What about the rest of us? Have we gotten so cynical that we can’t do anything. I have a friend who says “I’ll go to the ballot box but don’t talk to me about politics.” In some ways, I don’t blame her. When I visit the US, TVs blare 24/7. I don’t know if anyone actually listens. Here in Paris, I read my news. President Trump acts as if he does not believe in democracy. I think he really believes he didn’t do anything wrong on the July 25th Ukranian call. I’m told that the far-right Republicans say we are in Civil War and anything is fair game in war. Trump thinks of himself as Emperor and “off with your head” if you aren’t 100% with him.

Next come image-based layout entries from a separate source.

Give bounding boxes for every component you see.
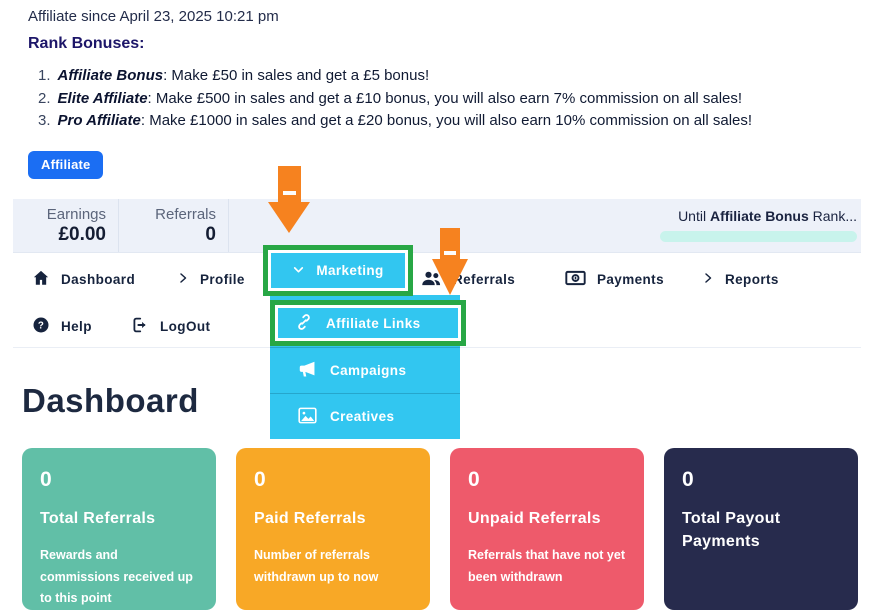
chevron-down-icon: [292, 263, 305, 279]
nav-item-referrals[interactable]: Referrals: [420, 264, 515, 294]
menu-label: Creatives: [330, 409, 395, 424]
nav-label: Profile: [200, 271, 245, 287]
until-rank-name: Affiliate Bonus: [709, 208, 809, 224]
card-value: 0: [40, 468, 52, 491]
link-icon: [295, 313, 313, 334]
menu-item-affiliate-links[interactable]: Affiliate Links: [278, 308, 458, 338]
home-icon: [32, 269, 50, 290]
nav-label: Help: [61, 318, 92, 334]
rank-number: 1.: [38, 67, 51, 84]
rank-bonus-item: 2. Elite Affiliate: Make £500 in sales an…: [38, 88, 752, 111]
card-title: Total Referrals: [40, 510, 156, 527]
stats-bar: Earnings £0.00 Referrals 0 Until Affilia…: [13, 199, 861, 253]
logout-icon: [130, 316, 149, 337]
card-title: Unpaid Referrals: [468, 510, 601, 527]
rank-term: Pro Affiliate: [57, 112, 141, 129]
down-arrow-annotation-marketing: [278, 166, 301, 203]
page-title: Dashboard: [22, 382, 199, 419]
earnings-value: £0.00: [58, 223, 106, 245]
rank-bonus-item: 1. Affiliate Bonus: Make £50 in sales and…: [38, 65, 752, 88]
rank-number: 2.: [38, 89, 51, 107]
stat-cards-row: 0 Total Referrals Rewards and commission…: [22, 448, 858, 610]
rank-text: : Make £50 in sales and get a £5 bonus!: [163, 67, 430, 84]
earnings-stat: Earnings £0.00: [13, 199, 119, 252]
nav-item-reports[interactable]: Reports: [702, 264, 779, 294]
nav-label: Payments: [597, 271, 664, 287]
nav-label: Marketing: [316, 263, 384, 278]
menu-label: Campaigns: [330, 363, 407, 378]
menu-item-campaigns[interactable]: Campaigns: [270, 347, 460, 393]
earnings-label: Earnings: [46, 205, 106, 223]
nav-item-payments[interactable]: Payments: [565, 264, 664, 294]
rank-text: : Make £500 in sales and get a £10 bonus…: [147, 89, 743, 107]
card-unpaid-referrals: 0 Unpaid Referrals Referrals that have n…: [450, 448, 644, 610]
card-title: Paid Referrals: [254, 510, 366, 527]
nav-label: Dashboard: [61, 271, 136, 287]
card-value: 0: [254, 468, 266, 491]
menu-item-creatives[interactable]: Creatives: [270, 393, 460, 439]
nav-label: LogOut: [160, 318, 211, 334]
card-value: 0: [682, 468, 694, 491]
rank-number: 3.: [38, 112, 51, 129]
nav-item-marketing[interactable]: Marketing: [271, 253, 405, 288]
card-paid-referrals: 0 Paid Referrals Number of referrals wit…: [236, 448, 430, 610]
rank-progress-bar: [660, 231, 857, 242]
question-circle-icon: ?: [32, 316, 50, 337]
megaphone-icon: [298, 361, 317, 381]
card-total-referrals: 0 Total Referrals Rewards and commission…: [22, 448, 216, 610]
users-icon: [420, 268, 442, 291]
rank-bonus-list: 1. Affiliate Bonus: Make £50 in sales and…: [38, 65, 752, 133]
card-description: Rewards and commissions received up to t…: [40, 548, 193, 606]
card-description: Number of referrals withdrawn up to now: [254, 548, 379, 584]
card-title: Total Payout Payments: [682, 510, 781, 551]
rank-bonus-item: 3. Pro Affiliate: Make £1000 in sales and…: [38, 110, 752, 133]
rank-term: Affiliate Bonus: [57, 67, 164, 84]
referrals-value: 0: [205, 223, 216, 245]
rank-bonuses-heading: Rank Bonuses:: [28, 35, 145, 52]
nav-item-profile[interactable]: Profile: [177, 264, 245, 294]
until-suffix: Rank...: [808, 208, 857, 224]
annotation-box-affiliate-links: Affiliate Links: [270, 300, 466, 346]
nav-item-dashboard[interactable]: Dashboard: [32, 264, 135, 294]
nav-label: Referrals: [453, 271, 516, 287]
nav-item-help[interactable]: ? Help: [32, 311, 92, 341]
chevron-right-icon: [177, 272, 189, 287]
svg-text:?: ?: [38, 320, 44, 331]
until-rank-text: Until Affiliate Bonus Rank...: [660, 208, 857, 224]
referrals-stat: Referrals 0: [119, 199, 229, 252]
annotation-box-marketing: Marketing: [263, 245, 413, 296]
menu-label: Affiliate Links: [326, 315, 421, 331]
image-icon: [298, 407, 317, 427]
card-description: Referrals that have not yet been withdra…: [468, 548, 625, 584]
affiliate-since-text: Affiliate since April 23, 2025 10:21 pm: [28, 8, 279, 25]
affiliate-button[interactable]: Affiliate: [28, 151, 104, 179]
rank-text: : Make £1000 in sales and get a £20 bonu…: [140, 112, 753, 129]
rank-progress-block: Until Affiliate Bonus Rank...: [660, 208, 857, 242]
referrals-label: Referrals: [155, 205, 216, 223]
card-total-payout-payments: 0 Total Payout Payments: [664, 448, 858, 610]
until-prefix: Until: [678, 208, 710, 224]
nav-label: Reports: [725, 271, 779, 287]
chevron-right-icon: [702, 272, 714, 287]
rank-term: Elite Affiliate: [57, 89, 148, 107]
card-value: 0: [468, 468, 480, 491]
banknote-icon: [565, 269, 586, 290]
nav-item-logout[interactable]: LogOut: [130, 311, 210, 341]
arrow-dash: [283, 191, 296, 195]
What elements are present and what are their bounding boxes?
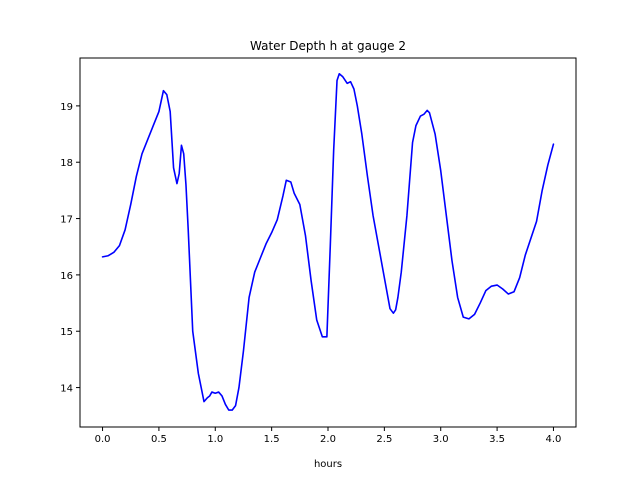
y-axis: 14 15 16 17 18 19: [60, 102, 80, 395]
x-axis: 0.0 0.5 1.0 1.5 2.0 2.5 3.0 3.5 4.0: [95, 427, 562, 445]
y-tick-label: 14: [60, 384, 73, 395]
series-line-0: [101, 72, 555, 411]
y-tick-label: 16: [60, 271, 73, 282]
y-tick-label: 15: [60, 327, 73, 338]
axes-frame: [79, 57, 577, 428]
x-axis-label: hours: [314, 459, 342, 470]
x-tick-label: 3.5: [489, 434, 505, 445]
y-tick-label: 19: [60, 102, 73, 113]
y-tick-label: 18: [60, 158, 73, 169]
y-tick-label: 17: [60, 215, 73, 226]
x-tick-label: 1.0: [207, 434, 223, 445]
plot-area: [101, 72, 555, 411]
x-tick-label: 2.0: [320, 434, 336, 445]
x-tick-label: 1.5: [264, 434, 280, 445]
x-tick-label: 3.0: [433, 434, 449, 445]
chart-title: Water Depth h at gauge 2: [250, 39, 406, 53]
x-tick-label: 0.5: [151, 434, 167, 445]
x-tick-label: 4.0: [546, 434, 562, 445]
x-tick-label: 2.5: [376, 434, 392, 445]
x-tick-label: 0.0: [95, 434, 111, 445]
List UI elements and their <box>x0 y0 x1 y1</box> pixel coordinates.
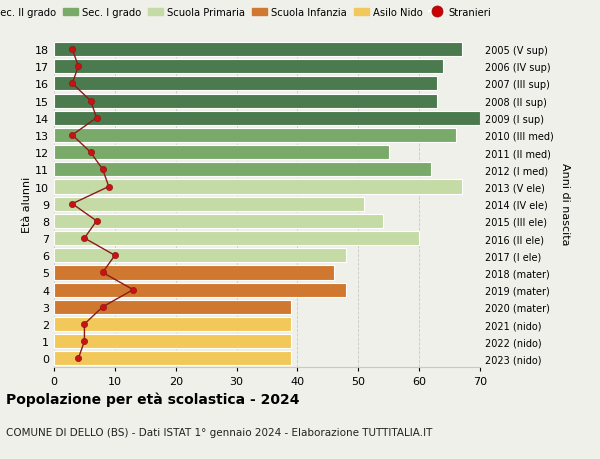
Bar <box>54 180 462 194</box>
Bar <box>54 197 364 211</box>
Bar <box>54 352 292 366</box>
Point <box>67 80 77 88</box>
Bar <box>54 60 443 74</box>
Bar <box>54 214 383 229</box>
Bar <box>54 112 480 125</box>
Bar <box>54 231 419 246</box>
Point <box>92 218 101 225</box>
Bar <box>54 300 292 314</box>
Point <box>80 321 89 328</box>
Point <box>74 355 83 362</box>
Point <box>67 46 77 54</box>
Bar <box>54 163 431 177</box>
Point <box>67 201 77 208</box>
Bar <box>54 77 437 91</box>
Text: Popolazione per età scolastica - 2024: Popolazione per età scolastica - 2024 <box>6 392 299 406</box>
Y-axis label: Anni di nascita: Anni di nascita <box>560 163 570 246</box>
Point <box>110 252 119 259</box>
Point <box>128 286 138 294</box>
Point <box>92 115 101 122</box>
Point <box>98 269 107 276</box>
Point <box>86 98 95 105</box>
Legend: Sec. II grado, Sec. I grado, Scuola Primaria, Scuola Infanzia, Asilo Nido, Stran: Sec. II grado, Sec. I grado, Scuola Prim… <box>0 4 495 22</box>
Bar <box>54 146 389 160</box>
Bar <box>54 94 437 108</box>
Bar <box>54 335 292 348</box>
Point <box>98 303 107 311</box>
Bar <box>54 129 455 143</box>
Bar <box>54 249 346 263</box>
Bar <box>54 43 462 57</box>
Point <box>80 338 89 345</box>
Bar <box>54 283 346 297</box>
Bar <box>54 317 292 331</box>
Text: COMUNE DI DELLO (BS) - Dati ISTAT 1° gennaio 2024 - Elaborazione TUTTITALIA.IT: COMUNE DI DELLO (BS) - Dati ISTAT 1° gen… <box>6 427 433 437</box>
Point <box>74 63 83 71</box>
Point <box>80 235 89 242</box>
Point <box>67 132 77 140</box>
Point <box>104 184 113 191</box>
Point <box>98 166 107 174</box>
Y-axis label: Età alunni: Età alunni <box>22 176 32 232</box>
Point <box>86 149 95 157</box>
Bar <box>54 266 334 280</box>
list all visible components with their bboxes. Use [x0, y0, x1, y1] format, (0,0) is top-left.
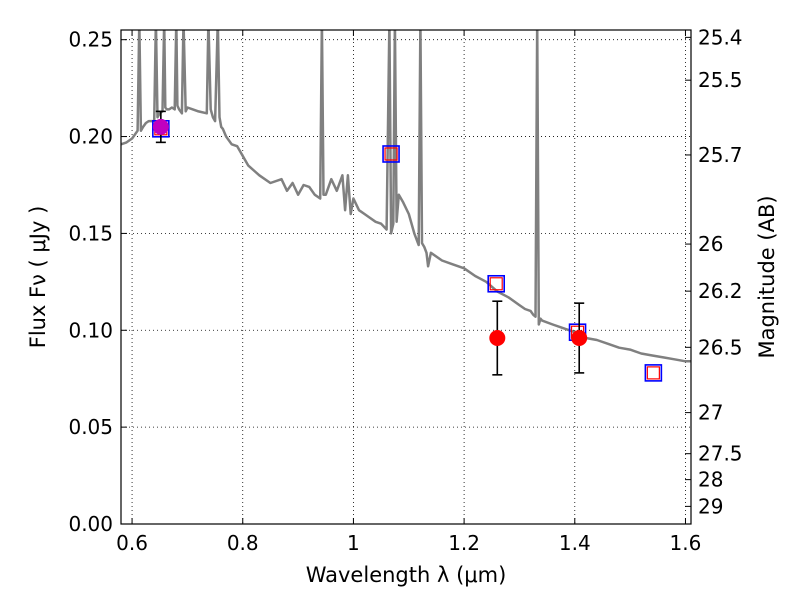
- observed-point: [152, 118, 169, 135]
- y2-axis-title: Magnitude (AB): [755, 195, 779, 358]
- y-tick-label: 0.00: [68, 512, 113, 536]
- model-square-marker: [487, 274, 506, 293]
- y2-tick-label: 28: [698, 468, 723, 492]
- y2-tick-label: 27: [698, 401, 723, 425]
- y2-tick-label: 26.5: [698, 335, 743, 359]
- x-tick-label: 1.2: [448, 531, 480, 555]
- model-square-marker: [382, 145, 400, 163]
- y2-tick-label: 26.2: [698, 279, 743, 303]
- y2-tick-label: 26: [698, 232, 723, 256]
- y2-tick-label: 25.7: [698, 143, 743, 167]
- grid-lines: [121, 30, 691, 524]
- model-square-inner-marker: [489, 277, 503, 291]
- x-tick-label: 1.4: [559, 531, 591, 555]
- y-tick-label: 0.10: [68, 318, 113, 342]
- y-tick-label: 0.20: [68, 125, 113, 149]
- plot-frame: [120, 29, 692, 525]
- marker-layer: [152, 110, 663, 382]
- data-layer: [121, 30, 691, 363]
- x-axis-title: Wavelength λ (μm): [306, 563, 507, 587]
- x-tick-label: 1.6: [670, 531, 702, 555]
- model-square-inner-marker: [646, 366, 660, 380]
- model-square-inner-marker: [384, 147, 398, 161]
- y-axis-title: Flux Fν ( μJy ): [26, 206, 50, 349]
- y2-tick-label: 27.5: [698, 442, 743, 466]
- x-tick-label: 0.6: [116, 531, 148, 555]
- y-tick-label: 0.15: [68, 221, 113, 245]
- y-tick-label: 0.25: [68, 28, 113, 52]
- spectrum-line: [121, 30, 691, 363]
- x-tick-label: 1: [347, 531, 360, 555]
- tick-labels: 0.6 0.8 1 1.2 1.4 1.6 0.00 0.05 0.10 0.15 0.20 0.25…: [68, 25, 742, 555]
- model-square-marker: [644, 364, 663, 382]
- y2-tick-label: 25.4: [698, 25, 743, 49]
- observed-point: [489, 330, 506, 347]
- y2-tick-label: 29: [698, 494, 723, 518]
- tick-marks: [121, 30, 691, 525]
- observed-point: [571, 330, 588, 347]
- y2-tick-label: 25.5: [698, 68, 743, 92]
- x-tick-label: 0.8: [227, 531, 259, 555]
- y-tick-label: 0.05: [68, 415, 113, 439]
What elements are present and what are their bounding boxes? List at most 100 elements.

I’m still watching the Democrats squabble among themselves and I don’t have any clear idea of the path ahead for them. Do they? I feel discouraged by my party. It’s not who is the best person to be POTUS, it’s who can beat Trump. When we get together, we don’t talk about a candidate’s pros and cons, we talk about whether a woman can beat Trump, whether a gay man can beat Trump, will the US elect another African-American president? Democrats Abroad is hosting Zoom meetings and inviting every candidate to present their platform to those of us who sign up. I think it is the only place where I hear what they stand for.

One month before the mid-term elections, Malcolm Nance spoke to an audience at the American Library in Paris. He told us, “Get everyone you know to get out the vote. This could possibly be the end of the great American experiment.” I feel that way today. But I don’t have time to get active with Dems Abroad. How many people say that and look back and wish they hadn’t believed their own voices? So I will get active. There is always time.

I pray a lot and end up saying the Serenity Prayer. God, grant me the serenity to accept the things I cannot change,
Courage to change the things I can,
And wisdom to know the difference.
–Reinhold Niebuhr

I don’t often write political opinion and probably won’t again for awhile but these things I had to ask. Thank you for bearing with me.